Can explicitly training LMs on structured domain knowledge via a bottom-up curriculum elicit the emergence (if any) of a domain-specific superintelligence?

Naturally, the question then arises: How do we organize domain knowledge into a structured curriculum from which an LM can effectively learn? Knowledge graphs (KGs) [43] offer a useful scaffold for structuring knowledge that can tackle this challenge.
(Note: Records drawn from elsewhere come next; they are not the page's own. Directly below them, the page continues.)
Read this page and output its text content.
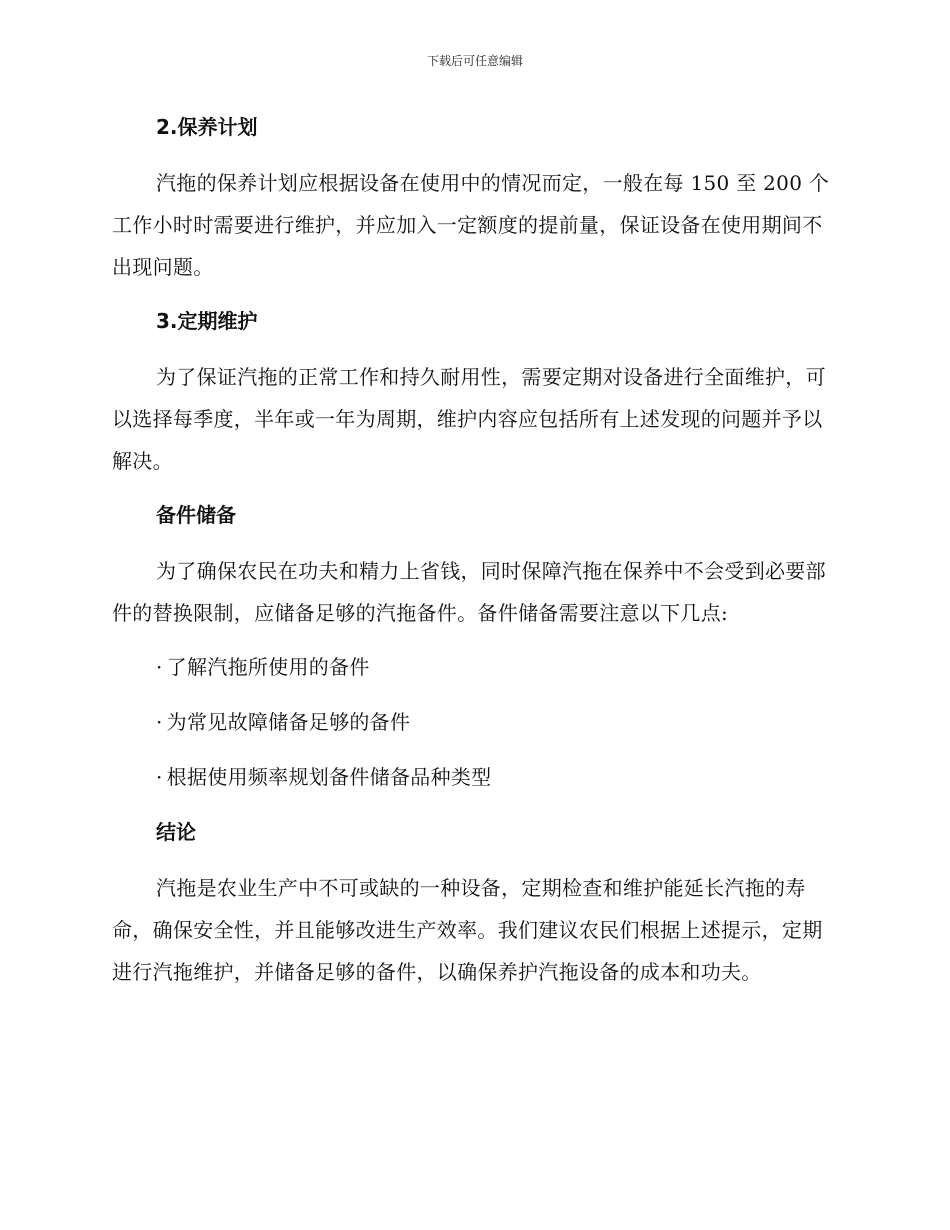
下载后可任意编辑
2.保养计划

汽拖的保养计划应根据设备在使用中的情况而定，一般在每 150 至 200 个工作小时时需要进行维护，并应加入一定额度的提前量，保证设备在使用期间不出现问题。

3.定期维护

为了保证汽拖的正常工作和持久耐用性，需要定期对设备进行全面维护，可以选择每季度，半年或一年为周期，维护内容应包括所有上述发现的问题并予以解决。

备件储备

为了确保农民在功夫和精力上省钱，同时保障汽拖在保养中不会受到必要部件的替换限制，应储备足够的汽拖备件。备件储备需要注意以下几点:

· 了解汽拖所使用的备件
· 为常见故障储备足够的备件
· 根据使用频率规划备件储备品种类型
结论

汽拖是农业生产中不可或缺的一种设备，定期检查和维护能延长汽拖的寿命，确保安全性，并且能够改进生产效率。我们建议农民们根据上述提示，定期进行汽拖维护，并储备足够的备件，以确保养护汽拖设备的成本和功夫。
KGs organize information as a rich graph database where nodes represent semantically meaningful entities from the domain and edges denote the relationships between them. Each edge typically captures a primitive relation in the form of a (head entity, relation, tail entity) triple. For example, (Methane, Contains Element, Carbon) represents the axiomatic fact that methane molecules contain carbon atoms. Edges further facilitate composite relational reasoning through the traversal of multi-hop paths along a chain of interconnected edges. For example, (Methane, Contains Bond, C-H Bond), (C-H Bond, Is Type Of, Sigma Bond), (Sigma Bond, Has Property, Single Covalent Bond) captures the bonding structure of methane, where C-H bonds are sigma bonds that possess the property of being single covalent bonds. A KG comprises many such paths whose local topology naturally induces a bottom-up curriculum, beginning with atomic relations and composing them into more complex reasoning chains.